Pages

Sunday, August 16, 2020

Living in coronavirusworld 139: I just want to go home



8/14





hmmm...what next?


Going to Trenton to visit my mom. Realize I haven’t seen her in person since February 22nd! Almost six months.  And that long since I’ve taken that familiar New Jersey Transit train  trip. And five months since I’ve been in Penn Station.  What I find is that same eerie emptiness I found at La Guardia.   Only a few eating places, newsstands and a drug store open. And more homeless people than I’ve ever seen laid out on the floor. My train is maybe a third full.

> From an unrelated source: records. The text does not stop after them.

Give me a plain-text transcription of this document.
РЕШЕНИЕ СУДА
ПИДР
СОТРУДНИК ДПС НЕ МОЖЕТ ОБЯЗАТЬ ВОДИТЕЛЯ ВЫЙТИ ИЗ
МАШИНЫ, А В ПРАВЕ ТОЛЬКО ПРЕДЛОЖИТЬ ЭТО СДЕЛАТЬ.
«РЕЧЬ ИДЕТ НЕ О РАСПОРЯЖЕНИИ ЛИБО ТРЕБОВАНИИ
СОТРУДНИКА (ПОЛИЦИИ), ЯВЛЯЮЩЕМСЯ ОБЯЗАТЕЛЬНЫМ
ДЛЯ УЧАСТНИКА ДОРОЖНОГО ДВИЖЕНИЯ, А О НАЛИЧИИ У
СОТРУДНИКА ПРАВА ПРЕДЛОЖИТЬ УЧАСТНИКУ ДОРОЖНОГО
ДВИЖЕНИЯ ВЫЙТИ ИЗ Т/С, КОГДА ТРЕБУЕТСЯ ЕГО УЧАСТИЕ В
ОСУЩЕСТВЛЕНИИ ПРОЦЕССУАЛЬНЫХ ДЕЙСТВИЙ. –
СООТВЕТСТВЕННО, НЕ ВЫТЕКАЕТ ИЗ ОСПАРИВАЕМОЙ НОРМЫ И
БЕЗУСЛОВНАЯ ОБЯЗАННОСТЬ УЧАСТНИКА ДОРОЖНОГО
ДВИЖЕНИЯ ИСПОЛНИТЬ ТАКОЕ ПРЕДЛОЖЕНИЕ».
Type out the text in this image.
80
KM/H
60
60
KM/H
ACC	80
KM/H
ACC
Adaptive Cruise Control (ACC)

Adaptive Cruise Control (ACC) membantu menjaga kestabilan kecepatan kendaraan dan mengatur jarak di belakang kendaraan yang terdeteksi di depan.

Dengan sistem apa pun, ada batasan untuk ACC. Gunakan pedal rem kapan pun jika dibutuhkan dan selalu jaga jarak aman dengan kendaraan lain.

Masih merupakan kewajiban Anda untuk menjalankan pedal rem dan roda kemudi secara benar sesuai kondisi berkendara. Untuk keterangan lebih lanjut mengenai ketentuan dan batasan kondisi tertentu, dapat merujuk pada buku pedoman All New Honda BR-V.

My sister meets me and we go to my mother’s assisted care facility. She gets one  30 minute supervised visit with two people once a week. A multi-page health form to fill out. Our chairs are at least six feet from hers. And of course masks.  And an attendant keeping a wary eye. My mom has trouble hearing, she scoots forward a little. The attendant intervenes. When she can’t hear, she lowers her mask and we tell her that doesn’t help. The thirty minutes go fast. I feel like you just got here, she says. As I get up to leave, she reaches out her hand, I give her a fist bump. The attendant immediately comes over and tells me if I do it again, I won’t be allowed back. Immediate disinfection steps taken. 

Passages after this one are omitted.